OPERA / Breathless masterpiece: Nick Kimberley on Phyllida Lloyd's new production of Puccini's La Boheme in Leeds
IT'S NOT uncommon in opera for everything to happen during the interval. In La Boheme, Puccini is so wrapped up in the antics of his young bloods that he scarcely leaves room for any plot at all. We see the bohemians revelling in make-believe poverty, rooking the landlord, fiddling the restaurant bill, wearing their art on their sleeves (and then burning it) - and with one cough Mimi has consumption and dies. For a would-be three- handkerchief job, it allows little time to build up a good head of tears. (And surely it's a stroke of folly to present the two show-stopping arias back-to- back in the very first act?)
I suspect Phyllida Lloyd, who directs Opera North's new production, might agree. In a recent radio interview, she suggested that the four male bohemians are nice middle-class boys slumming it, safe in the knowledge that, if the going gets tough, there's family money to fall back on. Quite. If the art for which they suffer is only fit for use as firelighters, how can we take them seriously? And, if we can't do that, how are we to get involved?
In an attempt to cut through the persiflage, Lloyd sets her staging in the Paris of the 1950s or 1960s, allowing Jane Leslie MacKenzie's Mimi to emerge winningly as a Juliette Greco type. Lloyd's source material, reflected in some of Anthony Ward's designs, includes those gritty monochrome photos by great Parisian documentarists like Brassai and Robert Doisneau, but the atmosphere only occasionally matches the opera, which has an altogether rosier view of the Parisian demi-monde.
And then there are the bohemians themselves, caught somewhere between Tony Hancock's action-painting charlatan in The Rebel, and the grimy reprobates in The Young Ones - Graeme Broadbent's Colline seems modelled directly on Neil, the mordant hippy. To render them explicable, even sympathetic, in our terms is a fair aim; too often the the result is merely amusing, although cast and audience enjoy it hugely. The fact that laughter outweighs the sobs suggests that this is a Boheme from several steps back, as signalled in the use of a tilting picture-frame as a false proscenium, holding the action in.

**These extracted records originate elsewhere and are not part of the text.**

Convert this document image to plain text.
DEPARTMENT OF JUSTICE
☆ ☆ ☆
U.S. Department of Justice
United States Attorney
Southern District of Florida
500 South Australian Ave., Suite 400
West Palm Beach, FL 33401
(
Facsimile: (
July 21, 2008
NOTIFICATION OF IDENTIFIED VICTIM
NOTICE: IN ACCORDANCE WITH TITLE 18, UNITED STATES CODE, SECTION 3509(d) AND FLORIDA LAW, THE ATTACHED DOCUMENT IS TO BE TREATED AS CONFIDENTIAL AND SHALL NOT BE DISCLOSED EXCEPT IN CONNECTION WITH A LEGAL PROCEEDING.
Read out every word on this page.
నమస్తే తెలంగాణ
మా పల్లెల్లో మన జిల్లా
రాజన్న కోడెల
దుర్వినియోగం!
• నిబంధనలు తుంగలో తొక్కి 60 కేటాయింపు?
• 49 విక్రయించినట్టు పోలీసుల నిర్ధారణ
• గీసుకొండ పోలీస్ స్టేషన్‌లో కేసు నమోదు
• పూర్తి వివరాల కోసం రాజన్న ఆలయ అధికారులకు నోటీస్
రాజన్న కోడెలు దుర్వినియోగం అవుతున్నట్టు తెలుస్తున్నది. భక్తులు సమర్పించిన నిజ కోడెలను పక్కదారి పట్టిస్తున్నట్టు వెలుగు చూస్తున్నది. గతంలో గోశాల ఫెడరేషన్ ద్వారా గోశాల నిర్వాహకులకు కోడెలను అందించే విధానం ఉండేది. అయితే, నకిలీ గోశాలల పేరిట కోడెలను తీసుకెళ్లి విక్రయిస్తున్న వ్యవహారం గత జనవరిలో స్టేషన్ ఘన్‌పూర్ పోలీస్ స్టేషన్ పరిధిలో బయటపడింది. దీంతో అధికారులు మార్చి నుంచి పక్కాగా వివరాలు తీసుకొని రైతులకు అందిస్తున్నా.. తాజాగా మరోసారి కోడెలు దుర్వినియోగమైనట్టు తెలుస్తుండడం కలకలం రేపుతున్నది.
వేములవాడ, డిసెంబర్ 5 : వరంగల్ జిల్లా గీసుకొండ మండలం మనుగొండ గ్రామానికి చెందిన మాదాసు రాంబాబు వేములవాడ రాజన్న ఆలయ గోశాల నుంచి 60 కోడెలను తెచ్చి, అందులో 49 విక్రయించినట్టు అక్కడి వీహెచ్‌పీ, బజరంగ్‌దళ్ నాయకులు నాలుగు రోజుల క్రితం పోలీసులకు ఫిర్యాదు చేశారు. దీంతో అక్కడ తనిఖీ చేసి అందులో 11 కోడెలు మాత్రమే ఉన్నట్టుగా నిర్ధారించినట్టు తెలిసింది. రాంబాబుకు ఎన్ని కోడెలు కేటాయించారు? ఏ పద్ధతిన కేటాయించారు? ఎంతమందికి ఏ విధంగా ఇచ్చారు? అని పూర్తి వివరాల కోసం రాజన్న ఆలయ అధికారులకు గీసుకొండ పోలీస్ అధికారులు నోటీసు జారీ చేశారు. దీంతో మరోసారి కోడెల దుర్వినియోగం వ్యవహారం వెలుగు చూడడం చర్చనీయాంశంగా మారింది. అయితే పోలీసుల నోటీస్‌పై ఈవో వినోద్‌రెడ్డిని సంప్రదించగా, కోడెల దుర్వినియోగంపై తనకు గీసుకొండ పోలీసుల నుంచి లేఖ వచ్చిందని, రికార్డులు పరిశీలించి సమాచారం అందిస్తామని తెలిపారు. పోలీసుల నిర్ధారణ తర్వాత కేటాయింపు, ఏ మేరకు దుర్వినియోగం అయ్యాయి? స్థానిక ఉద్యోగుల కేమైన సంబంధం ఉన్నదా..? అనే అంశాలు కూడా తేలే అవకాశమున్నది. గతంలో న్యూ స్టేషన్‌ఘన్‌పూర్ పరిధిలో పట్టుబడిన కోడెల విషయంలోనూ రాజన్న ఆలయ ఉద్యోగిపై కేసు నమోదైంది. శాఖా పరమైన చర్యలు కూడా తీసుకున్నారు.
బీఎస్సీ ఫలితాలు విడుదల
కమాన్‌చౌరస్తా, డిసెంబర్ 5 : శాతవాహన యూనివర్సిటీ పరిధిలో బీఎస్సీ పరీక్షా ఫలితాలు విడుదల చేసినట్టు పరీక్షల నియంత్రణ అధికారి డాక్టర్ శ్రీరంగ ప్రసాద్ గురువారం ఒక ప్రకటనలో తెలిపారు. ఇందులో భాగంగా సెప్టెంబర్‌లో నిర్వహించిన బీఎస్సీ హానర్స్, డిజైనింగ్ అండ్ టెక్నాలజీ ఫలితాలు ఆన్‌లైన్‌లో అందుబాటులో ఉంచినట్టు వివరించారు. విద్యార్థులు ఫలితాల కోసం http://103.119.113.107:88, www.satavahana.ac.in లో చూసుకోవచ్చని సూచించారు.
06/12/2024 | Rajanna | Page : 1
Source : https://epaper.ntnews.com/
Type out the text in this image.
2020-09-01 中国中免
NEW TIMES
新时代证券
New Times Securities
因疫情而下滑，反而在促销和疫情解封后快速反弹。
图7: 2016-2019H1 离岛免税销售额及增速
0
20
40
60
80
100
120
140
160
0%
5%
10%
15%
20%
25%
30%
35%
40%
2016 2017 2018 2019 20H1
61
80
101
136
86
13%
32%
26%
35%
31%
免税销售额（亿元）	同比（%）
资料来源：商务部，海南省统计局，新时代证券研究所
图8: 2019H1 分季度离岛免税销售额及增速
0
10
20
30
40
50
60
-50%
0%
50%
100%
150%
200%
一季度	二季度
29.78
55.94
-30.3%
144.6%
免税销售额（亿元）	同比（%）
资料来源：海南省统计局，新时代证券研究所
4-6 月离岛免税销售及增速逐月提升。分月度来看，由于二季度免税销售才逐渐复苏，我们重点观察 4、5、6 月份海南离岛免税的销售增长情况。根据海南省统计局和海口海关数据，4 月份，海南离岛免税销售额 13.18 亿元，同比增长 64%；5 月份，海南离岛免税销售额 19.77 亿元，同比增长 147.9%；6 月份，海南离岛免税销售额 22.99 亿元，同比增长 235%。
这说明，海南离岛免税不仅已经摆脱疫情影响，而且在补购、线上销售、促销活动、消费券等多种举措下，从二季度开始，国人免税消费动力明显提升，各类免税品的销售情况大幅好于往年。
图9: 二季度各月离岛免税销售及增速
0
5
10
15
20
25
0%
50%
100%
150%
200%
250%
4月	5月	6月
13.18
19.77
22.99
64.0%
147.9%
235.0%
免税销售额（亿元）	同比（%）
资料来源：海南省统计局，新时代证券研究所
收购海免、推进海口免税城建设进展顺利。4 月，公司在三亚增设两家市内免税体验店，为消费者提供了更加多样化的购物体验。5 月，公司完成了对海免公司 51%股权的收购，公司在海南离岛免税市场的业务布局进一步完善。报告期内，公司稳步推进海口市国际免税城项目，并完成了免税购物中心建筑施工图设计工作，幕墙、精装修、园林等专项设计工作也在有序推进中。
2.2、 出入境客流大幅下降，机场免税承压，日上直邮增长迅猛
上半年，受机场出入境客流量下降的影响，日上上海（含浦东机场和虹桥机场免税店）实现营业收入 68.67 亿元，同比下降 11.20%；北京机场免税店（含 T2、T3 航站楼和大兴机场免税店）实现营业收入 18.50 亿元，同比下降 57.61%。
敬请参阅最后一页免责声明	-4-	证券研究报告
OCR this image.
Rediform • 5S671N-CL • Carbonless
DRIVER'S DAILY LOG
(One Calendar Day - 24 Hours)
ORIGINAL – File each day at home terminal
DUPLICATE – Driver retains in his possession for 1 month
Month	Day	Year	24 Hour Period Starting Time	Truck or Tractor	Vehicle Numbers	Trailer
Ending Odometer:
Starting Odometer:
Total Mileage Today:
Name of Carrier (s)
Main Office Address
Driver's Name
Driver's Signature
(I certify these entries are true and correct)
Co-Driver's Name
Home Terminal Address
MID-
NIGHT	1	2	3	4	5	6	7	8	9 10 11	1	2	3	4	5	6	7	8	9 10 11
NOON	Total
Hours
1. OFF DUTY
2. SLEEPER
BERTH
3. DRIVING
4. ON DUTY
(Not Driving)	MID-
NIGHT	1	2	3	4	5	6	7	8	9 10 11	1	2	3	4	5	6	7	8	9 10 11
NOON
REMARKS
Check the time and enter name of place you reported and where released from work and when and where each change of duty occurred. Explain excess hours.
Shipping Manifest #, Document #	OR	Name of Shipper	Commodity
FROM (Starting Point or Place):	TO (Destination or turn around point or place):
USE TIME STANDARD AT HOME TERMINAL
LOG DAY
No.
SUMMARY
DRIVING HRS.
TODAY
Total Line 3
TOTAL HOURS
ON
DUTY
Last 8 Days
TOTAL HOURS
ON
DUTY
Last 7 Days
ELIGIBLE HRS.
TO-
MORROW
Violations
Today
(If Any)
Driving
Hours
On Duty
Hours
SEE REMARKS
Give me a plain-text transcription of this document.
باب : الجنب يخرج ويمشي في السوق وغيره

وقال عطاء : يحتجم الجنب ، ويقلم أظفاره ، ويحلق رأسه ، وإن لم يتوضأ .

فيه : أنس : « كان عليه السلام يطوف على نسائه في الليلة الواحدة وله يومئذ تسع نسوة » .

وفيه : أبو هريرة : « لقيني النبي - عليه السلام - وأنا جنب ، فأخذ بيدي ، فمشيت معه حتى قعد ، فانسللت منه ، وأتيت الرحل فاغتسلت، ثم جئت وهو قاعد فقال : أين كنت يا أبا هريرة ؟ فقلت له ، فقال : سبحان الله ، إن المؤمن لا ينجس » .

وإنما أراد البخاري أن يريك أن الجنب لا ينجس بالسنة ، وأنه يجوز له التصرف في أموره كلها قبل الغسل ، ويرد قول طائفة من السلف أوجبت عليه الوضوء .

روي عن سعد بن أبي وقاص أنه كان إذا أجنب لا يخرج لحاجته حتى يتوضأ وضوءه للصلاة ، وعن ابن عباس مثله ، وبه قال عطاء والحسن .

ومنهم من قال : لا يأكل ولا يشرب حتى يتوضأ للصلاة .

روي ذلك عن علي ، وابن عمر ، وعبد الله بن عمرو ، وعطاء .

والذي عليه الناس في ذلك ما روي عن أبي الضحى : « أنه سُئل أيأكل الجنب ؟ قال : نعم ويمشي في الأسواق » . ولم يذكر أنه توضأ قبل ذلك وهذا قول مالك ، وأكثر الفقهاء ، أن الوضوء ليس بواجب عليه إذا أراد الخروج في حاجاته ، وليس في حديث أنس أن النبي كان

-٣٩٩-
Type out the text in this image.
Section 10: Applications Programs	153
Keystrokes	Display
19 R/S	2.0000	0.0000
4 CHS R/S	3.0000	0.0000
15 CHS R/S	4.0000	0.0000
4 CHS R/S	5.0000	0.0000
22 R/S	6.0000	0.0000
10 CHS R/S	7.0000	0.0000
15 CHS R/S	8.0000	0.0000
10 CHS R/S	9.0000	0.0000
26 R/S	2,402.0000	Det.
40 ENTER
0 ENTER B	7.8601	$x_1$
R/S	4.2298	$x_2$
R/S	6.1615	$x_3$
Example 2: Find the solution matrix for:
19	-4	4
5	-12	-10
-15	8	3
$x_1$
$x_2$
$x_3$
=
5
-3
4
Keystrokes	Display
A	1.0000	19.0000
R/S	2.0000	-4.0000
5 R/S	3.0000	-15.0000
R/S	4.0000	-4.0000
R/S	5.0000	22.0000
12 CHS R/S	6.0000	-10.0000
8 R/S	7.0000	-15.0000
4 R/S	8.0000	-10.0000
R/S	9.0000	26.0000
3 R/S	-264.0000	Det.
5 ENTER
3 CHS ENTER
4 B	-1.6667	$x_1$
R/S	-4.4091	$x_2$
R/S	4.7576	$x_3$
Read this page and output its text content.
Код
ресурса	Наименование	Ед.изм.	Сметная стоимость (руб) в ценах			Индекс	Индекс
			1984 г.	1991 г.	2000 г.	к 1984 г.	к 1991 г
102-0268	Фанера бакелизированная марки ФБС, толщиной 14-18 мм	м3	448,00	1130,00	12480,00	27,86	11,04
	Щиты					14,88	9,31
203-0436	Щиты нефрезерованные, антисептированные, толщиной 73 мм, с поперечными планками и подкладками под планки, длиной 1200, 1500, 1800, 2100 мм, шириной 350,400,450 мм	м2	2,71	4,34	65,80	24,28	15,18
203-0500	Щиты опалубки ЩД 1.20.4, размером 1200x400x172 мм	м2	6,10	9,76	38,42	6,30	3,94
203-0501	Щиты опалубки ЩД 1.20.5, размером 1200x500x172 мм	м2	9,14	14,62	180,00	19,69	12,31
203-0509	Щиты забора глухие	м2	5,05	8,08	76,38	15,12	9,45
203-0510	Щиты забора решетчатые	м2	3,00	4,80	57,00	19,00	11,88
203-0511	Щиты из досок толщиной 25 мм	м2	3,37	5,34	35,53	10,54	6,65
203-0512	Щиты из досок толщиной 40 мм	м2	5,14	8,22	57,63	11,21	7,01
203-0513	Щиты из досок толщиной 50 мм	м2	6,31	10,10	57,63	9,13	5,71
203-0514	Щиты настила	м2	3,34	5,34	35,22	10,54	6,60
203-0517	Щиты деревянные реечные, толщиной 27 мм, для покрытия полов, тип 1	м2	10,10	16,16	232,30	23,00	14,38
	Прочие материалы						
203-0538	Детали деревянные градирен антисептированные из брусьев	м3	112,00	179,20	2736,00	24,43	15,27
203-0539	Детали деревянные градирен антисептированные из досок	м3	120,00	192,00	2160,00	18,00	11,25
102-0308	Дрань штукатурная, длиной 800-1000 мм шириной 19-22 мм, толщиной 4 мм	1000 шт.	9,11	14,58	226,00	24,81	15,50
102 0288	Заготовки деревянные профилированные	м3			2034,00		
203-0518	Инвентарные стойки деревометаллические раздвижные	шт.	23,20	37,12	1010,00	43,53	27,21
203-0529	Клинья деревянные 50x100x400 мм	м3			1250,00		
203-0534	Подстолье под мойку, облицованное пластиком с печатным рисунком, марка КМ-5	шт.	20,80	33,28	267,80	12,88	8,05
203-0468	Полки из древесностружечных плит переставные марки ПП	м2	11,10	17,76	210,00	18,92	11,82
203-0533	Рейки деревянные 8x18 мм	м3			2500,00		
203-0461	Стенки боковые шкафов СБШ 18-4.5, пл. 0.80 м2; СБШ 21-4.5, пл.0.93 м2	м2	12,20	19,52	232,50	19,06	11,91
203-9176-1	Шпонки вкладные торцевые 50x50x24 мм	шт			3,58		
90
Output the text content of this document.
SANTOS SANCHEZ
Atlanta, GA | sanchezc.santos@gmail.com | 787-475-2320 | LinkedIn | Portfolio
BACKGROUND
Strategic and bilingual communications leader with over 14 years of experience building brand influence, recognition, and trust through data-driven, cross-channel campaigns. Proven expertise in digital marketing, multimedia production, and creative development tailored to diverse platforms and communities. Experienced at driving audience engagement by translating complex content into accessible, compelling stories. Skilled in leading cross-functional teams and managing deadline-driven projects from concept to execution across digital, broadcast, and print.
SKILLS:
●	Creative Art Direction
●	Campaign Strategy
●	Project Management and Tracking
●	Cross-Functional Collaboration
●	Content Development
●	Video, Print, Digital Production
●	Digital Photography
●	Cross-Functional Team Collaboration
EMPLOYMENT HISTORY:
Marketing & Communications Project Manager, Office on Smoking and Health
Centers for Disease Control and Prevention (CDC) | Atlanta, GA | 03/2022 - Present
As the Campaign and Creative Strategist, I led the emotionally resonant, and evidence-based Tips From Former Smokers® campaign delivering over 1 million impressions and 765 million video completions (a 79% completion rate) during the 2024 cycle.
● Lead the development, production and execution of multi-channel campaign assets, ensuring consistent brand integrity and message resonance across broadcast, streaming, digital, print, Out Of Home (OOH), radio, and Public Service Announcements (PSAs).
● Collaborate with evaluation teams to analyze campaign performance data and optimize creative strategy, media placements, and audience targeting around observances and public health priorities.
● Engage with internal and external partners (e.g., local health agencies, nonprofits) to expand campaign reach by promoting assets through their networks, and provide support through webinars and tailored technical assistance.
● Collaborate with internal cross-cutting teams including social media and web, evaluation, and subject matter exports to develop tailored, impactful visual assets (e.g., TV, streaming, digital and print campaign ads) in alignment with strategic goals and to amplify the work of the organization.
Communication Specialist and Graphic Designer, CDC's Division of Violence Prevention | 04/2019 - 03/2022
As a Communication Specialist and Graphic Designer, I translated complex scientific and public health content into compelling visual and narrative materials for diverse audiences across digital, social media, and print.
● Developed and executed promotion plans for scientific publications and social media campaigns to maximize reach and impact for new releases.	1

Yet, if Puccini's score is to strike home, it needs not distancing devices but full-blooded melodrama. The physical language Phyllida Lloyd has given her cast relies rather heavily on emphatic mime, a fact not helped by giving the opera in un-surtitled Italian: when landlord Benoit sings about a woman, his hands duly describe an hourglass to ensure that we know what he's on about. Still, Lloyd's enthusiastic, fresh-voiced singers throw themselves wholeheartedly into their roles, defying us to resist. As Musettas often do, Juliet Booth brings the house down. If the voice occasionally veers alarmingly, this is a tart who is all heart, a Musetta in the Barbara Windsor mould. The American tenor William Burden, making his European debut, is a physically stiff Rodolfo, although the ardour in the voice warms more than Mimi's hands.
Best of all is MacKenzie's Mimi, no simpering waif but a determined woman with a firm, true voice and plenty of stage presence. This is a Mimi truly a bout de souffle, and her fate underlines the vacuity of the rest of the opera. When the orchestra, firmly handled by Roy Laughlin, signals her death with three mighty blasts, we, like Rodolfo, are stunned into realisation of what has been at stake, but by then it is too late, the opera has only seconds to run.